In 2005 he set the ideological foundation for the NGO Democratic Youth Movement and together with other students from the University of Sarajevo he founded the organization, that will later create impact in the democratization process of Bosnia and Herzegovina. He initiated the organization of two big anti-war protest in Sarajevo, by protesting against the war in Lebanon in 2006 and the war in Gaza in 2009. In 2010 he started the project "My 2010" with the goal to educate and motivate 12000 young voters from 18 to 22 years of age to vote in the upcoming elections in Bosnia and Herzegovina. By implementing this project the organization created the impact that will later lead to the change of government in Bosnia and Herzegovina.

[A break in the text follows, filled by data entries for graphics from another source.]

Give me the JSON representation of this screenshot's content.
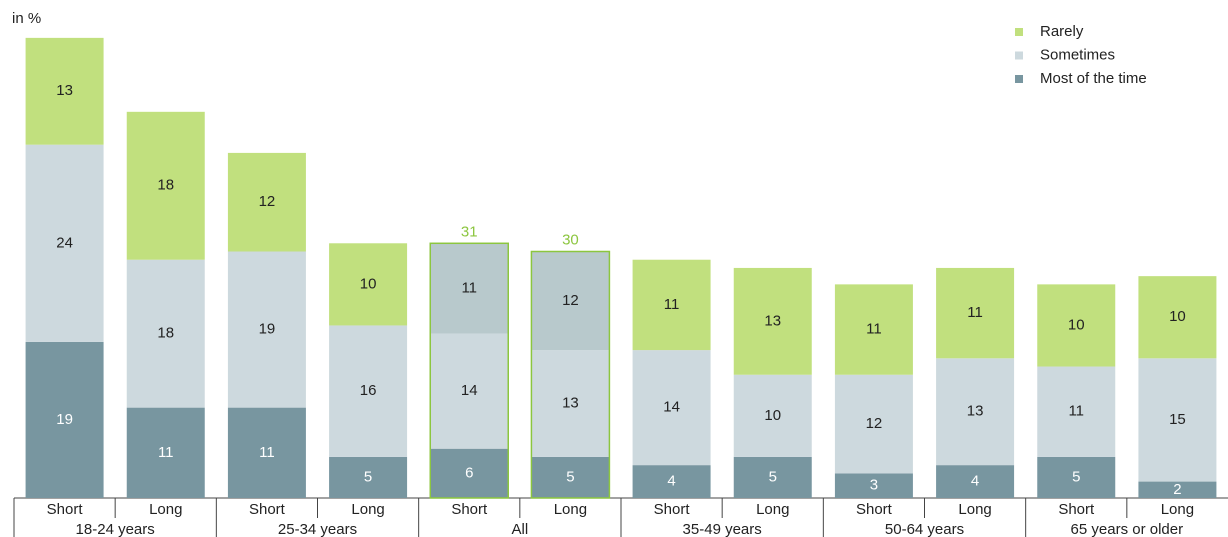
{
  "chart_data": {
    "type": "stacked-bar",
    "y_label": "in %",
    "categories": [
      "Short",
      "Long",
      "Short",
      "Long",
      "Short",
      "Long",
      "Short",
      "Long",
      "Short",
      "Long",
      "Short",
      "Long"
    ],
    "groups": [
      "18-24 years",
      "25-34 years",
      "All",
      "35-49 years",
      "50-64 years",
      "65 years or older"
    ],
    "series": [
      {
        "name": "Most of the time",
        "color": "#7896a0",
        "values": [
          19,
          11,
          11,
          5,
          6,
          5,
          4,
          5,
          3,
          4,
          5,
          2
        ]
      },
      {
        "name": "Sometimes",
        "color": "#cdd9de",
        "values": [
          24,
          18,
          19,
          16,
          14,
          13,
          14,
          10,
          12,
          13,
          11,
          15
        ]
      },
      {
        "name": "Rarely",
        "color": "#c1e07e",
        "values": [
          13,
          18,
          12,
          10,
          11,
          12,
          11,
          13,
          11,
          11,
          10,
          10
        ]
      }
    ],
    "totals": [
      null,
      null,
      null,
      null,
      31,
      30,
      null,
      null,
      null,
      null,
      null,
      null
    ],
    "highlight": {
      "group": "All",
      "outline": "#8cc63f",
      "colors": [
        "#7896a0",
        "#cdd9de",
        "#b8c9cc"
      ]
    },
    "ylim": [
      0,
      60
    ],
    "legend": "top-right"
  }
}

This project was repeated in the general elections in 2014 in Bosnia and Herzegovina where they managed to educate 8000 secondary school students on voting issues.

One of the most important activities of the organization was the petition to force the government of Bosnia and Herzegovina to participate in the Erasmus plus program of the European Union. Together with other members of the organization they managed to collect more than 8000 signatures and create media pressure on the government so that they later succeed with the petition.

Later he also succeed with another petition to ban reality shows to be screened during the primetime in Bosnia and Herzegovina.

He holds two Master of laws degrees from the University of Heidelberg and Goethe University.

In his career he was speaker at some international conferences and forums.